The facility was designed by Hoefer Welker.

On August 20, 2025, it was announced that AdventHealth Cancer Institute Shawnee Mission became the first national affiliate of the University of Chicago Medicine Cancer Network.

==Lawsuits==
In May 2025, AdventHealth Shawnee Mission sued Blue Cross and Blue Shield of Kansas City in Jackson County Circuit Court for $2 million, it is accusing them of wrongfully rejecting 350 medical diagnosis done by their physicians. The hospital claimed that the insurance providers use of AI has almost caused all of its appeals to be rejected. The hospital also accused the insurance providers criteria of being outdated and dubious in violation of state and federal law. On July 2, the lawsuit was moved to the United States District Court for the Western District of Missouri.

In late June 2025, a Johnson County jury awarded an Overland Park man $6.7 million, after he had filed a wrongful death claim against the hospital and two health care providers. Under state law that amount was reduced to $1,000,000. His wife committed suicide three days after leaving AdventHealth Shawnee Mission in April 2021.

==Off campus facilities==
In 2007, Shawnee Mission Medical Center opened the Shawnee Mission Outpatient Pavilion in Lenexa, and in 2014 it was rebranded to Shawnee Mission Health Prairie Star. In 2019, it was rebranded to AdventHealth Lenexa, currently the facility goes by the name AdventHealth Prairie Star, due to AdventHealth Lenexa City Center.

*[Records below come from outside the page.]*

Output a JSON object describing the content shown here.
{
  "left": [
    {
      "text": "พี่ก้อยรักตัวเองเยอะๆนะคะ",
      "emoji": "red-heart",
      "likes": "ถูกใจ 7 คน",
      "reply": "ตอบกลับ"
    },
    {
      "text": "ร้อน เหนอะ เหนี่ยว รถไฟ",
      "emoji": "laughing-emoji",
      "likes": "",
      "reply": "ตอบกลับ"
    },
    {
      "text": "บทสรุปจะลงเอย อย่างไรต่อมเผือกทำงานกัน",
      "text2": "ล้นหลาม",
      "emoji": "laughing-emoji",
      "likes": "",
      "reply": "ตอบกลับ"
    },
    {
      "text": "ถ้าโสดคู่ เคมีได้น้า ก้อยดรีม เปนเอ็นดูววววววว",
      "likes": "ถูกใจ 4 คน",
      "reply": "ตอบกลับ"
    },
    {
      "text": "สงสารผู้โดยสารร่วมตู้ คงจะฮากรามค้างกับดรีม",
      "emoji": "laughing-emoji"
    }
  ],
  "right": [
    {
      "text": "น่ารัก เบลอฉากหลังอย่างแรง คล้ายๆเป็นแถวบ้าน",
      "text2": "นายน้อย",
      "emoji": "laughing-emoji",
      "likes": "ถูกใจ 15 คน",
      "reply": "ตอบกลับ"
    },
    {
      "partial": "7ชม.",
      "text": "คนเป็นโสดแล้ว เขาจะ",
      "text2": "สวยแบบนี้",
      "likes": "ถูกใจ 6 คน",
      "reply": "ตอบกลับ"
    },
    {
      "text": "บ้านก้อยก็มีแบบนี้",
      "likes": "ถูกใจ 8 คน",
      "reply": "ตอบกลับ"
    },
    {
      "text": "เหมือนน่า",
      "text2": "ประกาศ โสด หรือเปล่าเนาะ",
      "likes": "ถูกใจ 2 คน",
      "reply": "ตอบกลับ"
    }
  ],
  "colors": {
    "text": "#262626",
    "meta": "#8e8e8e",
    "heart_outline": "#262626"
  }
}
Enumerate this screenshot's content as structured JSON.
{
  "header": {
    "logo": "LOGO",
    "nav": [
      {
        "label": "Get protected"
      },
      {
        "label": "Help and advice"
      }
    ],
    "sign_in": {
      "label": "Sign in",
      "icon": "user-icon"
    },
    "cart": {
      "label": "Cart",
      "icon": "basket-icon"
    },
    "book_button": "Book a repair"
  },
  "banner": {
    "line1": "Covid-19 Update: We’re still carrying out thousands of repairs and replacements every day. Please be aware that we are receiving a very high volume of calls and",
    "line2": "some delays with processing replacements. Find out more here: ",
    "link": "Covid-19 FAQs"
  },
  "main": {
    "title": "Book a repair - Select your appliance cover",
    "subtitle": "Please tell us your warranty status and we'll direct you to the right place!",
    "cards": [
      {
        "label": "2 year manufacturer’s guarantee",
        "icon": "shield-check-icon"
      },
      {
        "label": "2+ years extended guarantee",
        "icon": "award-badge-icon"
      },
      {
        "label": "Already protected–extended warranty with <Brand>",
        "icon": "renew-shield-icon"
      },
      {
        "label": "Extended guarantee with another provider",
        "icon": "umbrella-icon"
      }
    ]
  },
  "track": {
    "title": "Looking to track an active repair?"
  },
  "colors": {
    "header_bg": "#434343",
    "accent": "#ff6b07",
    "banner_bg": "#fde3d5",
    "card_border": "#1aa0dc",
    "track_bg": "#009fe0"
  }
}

In 2015, Shawnee Mission Health and Centra Care began a partnership to open six urgent care centers, the first location that opened was in Overland Park in September. The second location opened in Lenexa. In early September 2016, the third location opened in Olathe, and a fourth location opened in Shawnee. The fifth and sixth locations never came to be.

On February 1, 2017, Shawnee Mission Health opened its outpatient pavilion Shawnee Mission Health-Overland Park on the south side of Overland Park. Later on October 7, 2021, AdventHealth South Overland Park opened on the site.

In 2018, Shawnee Mission Health hired Turner Construction to build a medical office building with an emergency department in Overland Park, Kansas.
On February 11, 2020, AdventHealth College Boulevard ER opened for $35 million.

==Awards and recognitions==
The hospital received a grade A from The Leapfrog Group from fall 2013 to May 2023, it received a grade B from November 2024 to May 2026.
In late November 2017, Shawnee Mission Medical Center received the HIMSS Analytics Stage 7 Award for its electronic health record.
AdventHealth Shawnee Mission received from the Centers for Medicare & Medicaid Services a five-star rating from 2020 to 2023.